Il est aisé de comprendre par ces inductions, que les sommes d'argent qu'un Orfévre ou Banquier peut prêter à interêt, ou détourner de sa caisse, sont naturellement proportionnées à la pratique & conduite de ses Chalans: que pendant qu'il s'est vu des Banquiers qui faisoient face avec une caisse de la dixieme partie, d'autres ne peuvent guere moins garder que la moitié ou les deux tiers, encore que leur crédit soit aussi estimé que celui du premier.

Les uns se fient à un Banquier, les autres à un autre, le plus heureux est le Banquier qui a pour Chalans des Seigneurs riches qui cherchent toujours des emplois solides pour leur argent sans vouloir, en attendant, le mettre à intérêt.

Une banque générale & nationale a cet avantage sur la banque d'un Orfévre particulier, qu'on y a toujours plus de confiance; qu'on y porte plus volontiers les plus gros dépôts, même des quartiers de la ville les plus éloignés, & qu'elle ne laisse d'ordinaire aux petits Banquiers que les dépôts de petites sommes, dans leurs quartiers: on y porte même les revenus de l'Etat, dans les païs où le Prince n'est pas absolu; & cela bien loin d'en altérer le crédit & la confiance, ne sert qu'à l'augmenter.

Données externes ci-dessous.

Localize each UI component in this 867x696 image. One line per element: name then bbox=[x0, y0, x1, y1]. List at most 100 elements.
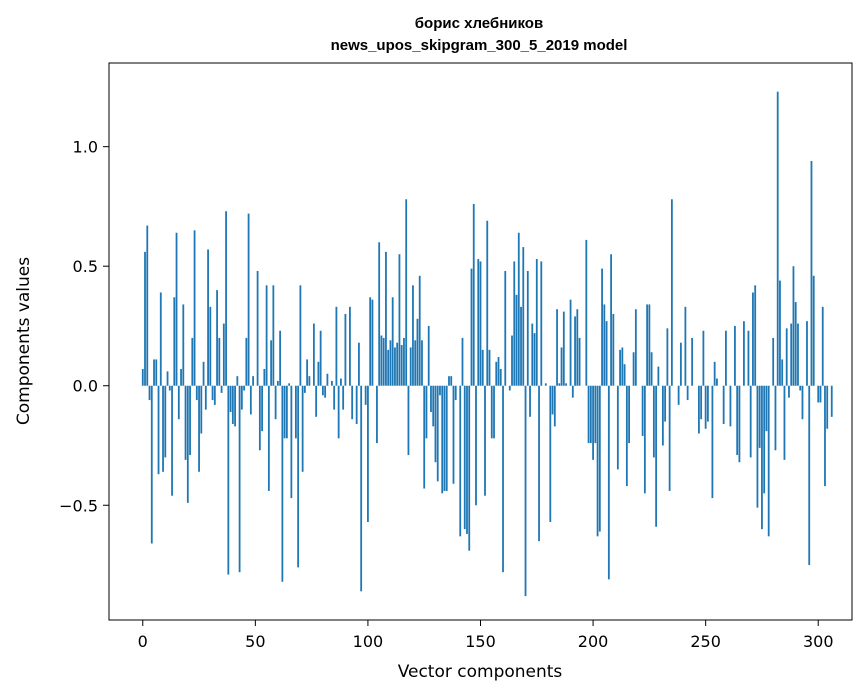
bar bbox=[524, 385, 527, 597]
bar bbox=[403, 337, 405, 386]
bar bbox=[425, 385, 428, 439]
bar bbox=[317, 361, 320, 386]
bar bbox=[376, 385, 378, 444]
chart-subtitle: news_upos_skipgram_300_5_2019 model bbox=[331, 37, 628, 54]
bar bbox=[623, 364, 626, 386]
bar bbox=[157, 385, 160, 475]
bar bbox=[184, 385, 187, 460]
bar bbox=[324, 385, 327, 398]
bar bbox=[249, 385, 252, 415]
bar bbox=[301, 385, 304, 472]
bar bbox=[263, 368, 266, 386]
bar bbox=[725, 330, 727, 386]
bar bbox=[274, 385, 277, 420]
bar bbox=[538, 385, 540, 542]
y-tick-label: 1.0 bbox=[73, 138, 98, 157]
bar bbox=[153, 359, 155, 386]
bar bbox=[511, 335, 513, 386]
bar bbox=[340, 378, 342, 386]
bar bbox=[632, 352, 635, 386]
bar bbox=[641, 385, 644, 436]
bar bbox=[258, 385, 261, 451]
bar bbox=[607, 385, 610, 580]
bar bbox=[398, 254, 401, 386]
bar bbox=[162, 385, 164, 472]
bar bbox=[646, 304, 649, 386]
bar bbox=[711, 385, 714, 499]
bar bbox=[297, 385, 300, 568]
bar bbox=[414, 340, 417, 386]
bar bbox=[351, 385, 354, 420]
bar bbox=[819, 385, 822, 403]
y-axis: −0.5 0.0 0.5 1.0 bbox=[59, 138, 109, 515]
bar bbox=[358, 342, 360, 386]
bar bbox=[189, 385, 191, 456]
bar bbox=[826, 385, 829, 429]
bar bbox=[526, 270, 529, 386]
bar bbox=[306, 359, 309, 386]
bar bbox=[276, 380, 279, 386]
bar bbox=[229, 385, 232, 413]
bar bbox=[412, 285, 414, 386]
bar bbox=[171, 385, 173, 496]
bar bbox=[441, 385, 444, 494]
bar bbox=[616, 385, 619, 470]
bar bbox=[598, 385, 601, 532]
bar bbox=[522, 247, 525, 386]
bar bbox=[589, 385, 592, 444]
bar bbox=[288, 383, 291, 386]
bar bbox=[193, 230, 196, 386]
bar bbox=[619, 349, 621, 386]
bar bbox=[380, 335, 383, 386]
bar bbox=[290, 385, 293, 499]
bar bbox=[400, 345, 403, 386]
bar bbox=[729, 385, 732, 427]
bar bbox=[625, 385, 628, 487]
bar bbox=[664, 385, 667, 422]
bar bbox=[661, 385, 664, 446]
bar bbox=[234, 385, 236, 427]
bar bbox=[657, 366, 660, 386]
bar bbox=[319, 330, 322, 386]
bar bbox=[148, 385, 151, 401]
x-axis-label: Vector components bbox=[398, 662, 563, 682]
bar bbox=[601, 268, 603, 386]
bar bbox=[560, 347, 563, 386]
bar bbox=[707, 385, 709, 422]
bar bbox=[281, 385, 284, 582]
x-tick-label: 200 bbox=[578, 632, 609, 651]
bar bbox=[824, 385, 826, 487]
bar bbox=[499, 368, 502, 386]
bar bbox=[272, 285, 275, 386]
bar bbox=[758, 385, 761, 448]
bar bbox=[364, 385, 367, 405]
bar bbox=[182, 304, 185, 386]
bar bbox=[207, 249, 209, 386]
bar bbox=[736, 385, 739, 456]
bar bbox=[247, 213, 250, 386]
bar bbox=[331, 380, 333, 386]
bar bbox=[531, 323, 534, 386]
bar bbox=[529, 385, 531, 417]
bar bbox=[698, 385, 700, 434]
bar bbox=[558, 383, 561, 386]
bar bbox=[355, 385, 358, 424]
bar bbox=[767, 385, 770, 537]
bar bbox=[799, 385, 802, 391]
x-tick-label: 50 bbox=[245, 632, 265, 651]
bar bbox=[781, 359, 784, 386]
y-tick-label: 0.0 bbox=[73, 377, 98, 396]
bars-group bbox=[141, 91, 833, 597]
bar bbox=[394, 347, 396, 386]
bar bbox=[265, 285, 268, 386]
bar bbox=[144, 251, 146, 386]
bar bbox=[299, 285, 302, 386]
bar bbox=[335, 306, 338, 386]
bar bbox=[821, 306, 824, 386]
bar bbox=[191, 337, 194, 386]
bar bbox=[634, 309, 637, 386]
bar bbox=[454, 385, 457, 401]
bar bbox=[549, 385, 552, 522]
bar bbox=[562, 311, 565, 386]
bar bbox=[479, 261, 482, 386]
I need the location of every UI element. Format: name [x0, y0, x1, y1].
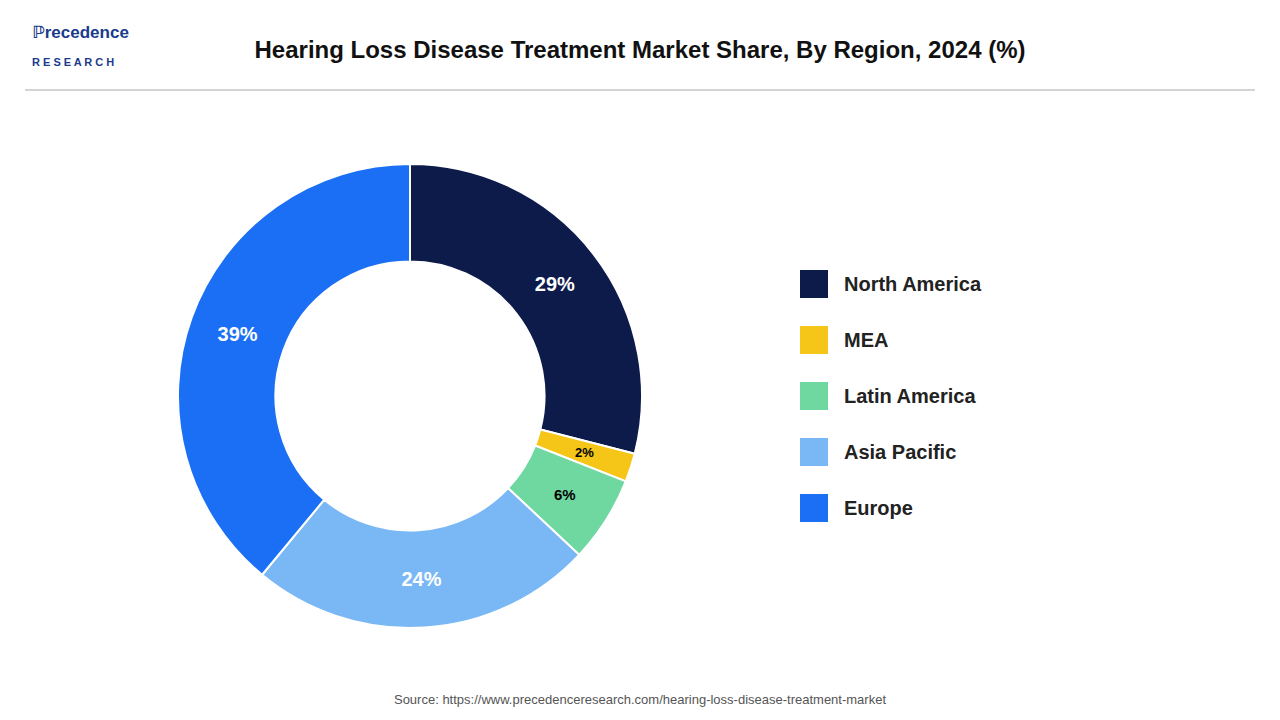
data-label: 2% — [575, 445, 594, 460]
source-text: Source: https://www.precedenceresearch.c… — [394, 692, 886, 707]
title-rule — [25, 89, 1255, 90]
chart-title: Hearing Loss Disease Treatment Market Sh… — [255, 36, 1026, 63]
donut-slice — [178, 164, 410, 575]
data-label: 6% — [554, 486, 576, 503]
data-label: 24% — [401, 568, 441, 590]
legend-label: North America — [844, 273, 982, 295]
legend-swatch — [800, 382, 828, 410]
legend-swatch — [800, 494, 828, 522]
logo-text: ℙrecedence — [32, 23, 129, 42]
legend-label: Asia Pacific — [844, 441, 956, 463]
legend-label: Europe — [844, 497, 913, 519]
page: {"chart_data": {"type": "donut", "title"… — [0, 0, 1280, 720]
data-label: 39% — [218, 323, 258, 345]
legend-swatch — [800, 270, 828, 298]
legend-swatch — [800, 326, 828, 354]
legend-label: MEA — [844, 329, 888, 351]
legend-swatch — [800, 438, 828, 466]
data-label: 29% — [535, 273, 575, 295]
legend-label: Latin America — [844, 385, 976, 407]
chart-container: ℙrecedence R E S E A R C H Hearing Loss Di… — [0, 0, 1280, 720]
data-labels: 29% 2% 6% 24% 39% — [218, 273, 595, 590]
chart-svg: ℙrecedence R E S E A R C H Hearing Loss Di… — [0, 0, 1280, 720]
background — [0, 0, 1280, 720]
donut-slice — [410, 164, 642, 454]
donut-slices — [178, 164, 642, 628]
legend: North America MEA Latin America Asia Pacifi… — [800, 270, 982, 522]
logo-subtext: R E S E A R C H — [32, 56, 114, 68]
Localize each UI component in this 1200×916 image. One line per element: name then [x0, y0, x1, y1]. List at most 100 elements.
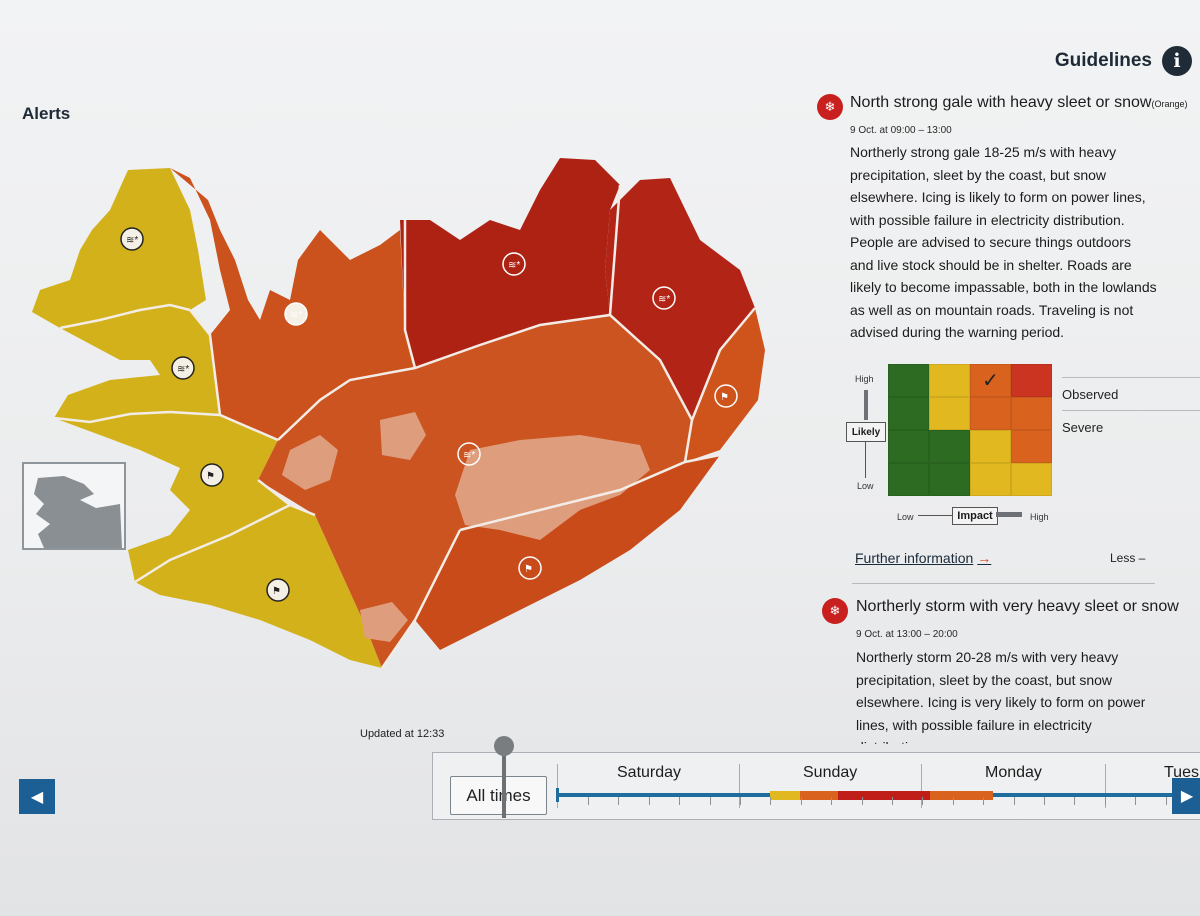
wind-snow-icon[interactable]: ≋*: [652, 286, 676, 310]
guidelines-link[interactable]: Guidelines i: [1055, 46, 1192, 76]
timeline-tick: [770, 797, 771, 805]
matrix-cell: [1011, 397, 1052, 430]
wind-snow-icon[interactable]: ≋*: [171, 356, 195, 380]
day-tuesday[interactable]: Tues: [1164, 764, 1199, 781]
map-warning-icons: ≋* ≋* ⚑ ⚑ ≋* ≋* ≋* ≋* ⚑ ⚑: [120, 227, 738, 602]
wind-snow-icon[interactable]: ≋*: [284, 302, 308, 326]
day-monday[interactable]: Monday: [985, 764, 1042, 781]
matrix-y-high: High: [855, 374, 874, 384]
day-saturday[interactable]: Saturday: [617, 764, 682, 781]
arrow-right-icon: ▶: [1180, 788, 1194, 805]
timeline-tick: [1044, 797, 1045, 805]
matrix-y-bar: [864, 390, 868, 420]
matrix-cell: [970, 397, 1011, 430]
matrix-cell: [1011, 463, 1052, 496]
divider: [852, 583, 1155, 584]
region-north[interactable]: [400, 158, 620, 368]
inset-map: [34, 476, 122, 548]
windsock-icon[interactable]: ⚑: [518, 556, 542, 580]
matrix-cell: [888, 463, 929, 496]
timeline-tick: [1014, 797, 1015, 805]
timeline-tick: [710, 797, 711, 805]
less-toggle[interactable]: Less –: [1110, 551, 1146, 565]
further-information-link[interactable]: Further information →: [855, 550, 992, 566]
day-sunday[interactable]: Sunday: [803, 764, 858, 781]
next-button[interactable]: ▶: [1172, 778, 1200, 814]
glacier-vatnajokull: [455, 435, 650, 540]
timeline-tick: [983, 797, 984, 805]
matrix-cell: [888, 430, 929, 463]
svg-text:⚑: ⚑: [272, 586, 281, 597]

Si les paiemens dans une banque nationale se font en écritures ou virement de Parties, il y aura cet avantage, qu'on n'y sera pas sujet aux falsifications, au lieu que si la Banque donne des billets on en pourra faire de faux & causer du désordre: il y aura aussi ce désavantage, que ceux qui sont dans les quartiers de la ville, éloignés de la Banque, aimeront mieux païer & recevoir en argent que d'y aller, & surtout ceux de la campagne; au lieu que si l'on répand des billets de Banque, on s'en pourra servir de près & de loin. On paie dans les Banques nationales de Venise & d'Amsterdam en écriture seulement; mais à celle de Londres on paie en écritures, en billets & en argent, au choix des particuliers: aussi c'est aujourd'hui la Banque la plus forte.

On comprendra donc que tout l'avantage des Banques publiques ou particulieres dans une ville, c'est d'accélérer la circulation de l'argent, & d'empêcher qu'il n'y en ait autant de resserré qu'il y en auroit naturellement dans plusieurs intervalles de tems.

CHAPITRE VII.
Autres éclaircissemens & recherches sur l'utilité d'une Banque nationale.

Il est peu important d'examiner pourquoi la Banque de Venise & celle d'Amsterdam, tiennent leurs écritures dans des monnoies de compte différentes de la courante & pourquoi il y a toujours un agiot à convertir ces écritures en argent courant, ce n'est pas un point qui soit d'aucune utilité pour la circulation. La Banque de Londres ne l'a pas suivie en cela; ses écritures, ses billets & ses paiemens, se font & se tiennent en especes courantes: cela me paroît plus uniforme & plus naturel & non moins utile.

Je n'ai pû avoir des informations exactes de la quantité des sommes qu'on porte ordinairement à ces Banques, ni le montant de leurs billets & écritures, non plus que celui des prêts qu'ils font, & des sommes qu'ils gardent ordinairement en Caisse pour faire face: quelqu'autre qui sera plus à portée de ces connoissances en pourra mieux raisonner.

Cependant, comme je sais assez bien que ces sommes ne sont pas si immenses qu'on le croit communément, je ne laisserai pas d'en donner une idée.

Si les billets & écritures de la Banque de Londres, qui me paroît la plus considérable, se montent une semaine portant l'autre à quatre millions d'onces d'argent ou environ un million sterling; & si on se contente d'y garder communément en Caisse le quart ou deux cents cinquante mille livres sterling, ou un million d'onces d'argent en especes, l'utilité de cette Banque pour la circulation correspond à une augmentation de l'argent de l'Etat de trois millions d'onces, ou sept cents cinquante mille livres sterling, qui est sans doute une somme bien forte & d'une utilité très grande pour la circulation dans les circonstances que cette circulation a besoin d'être accélérée: car j'ai remarqué ailleurs qu'il y a des cas où il vaut mieux pour le bien de l'Etat de retarder la circulation que de l'accélérer. J'ai bien oui dire, que les billets & écritures de la Banque de Londres ont monté dans certains cas, à deux millions sterling; mais cela ne me paroît avoir été que par un accident extraordinaire; & je crois que l'utilité de cette Banque ne correspond en général qu'à environ la dixieme partie de tout l'argent qui circule en Angleterre.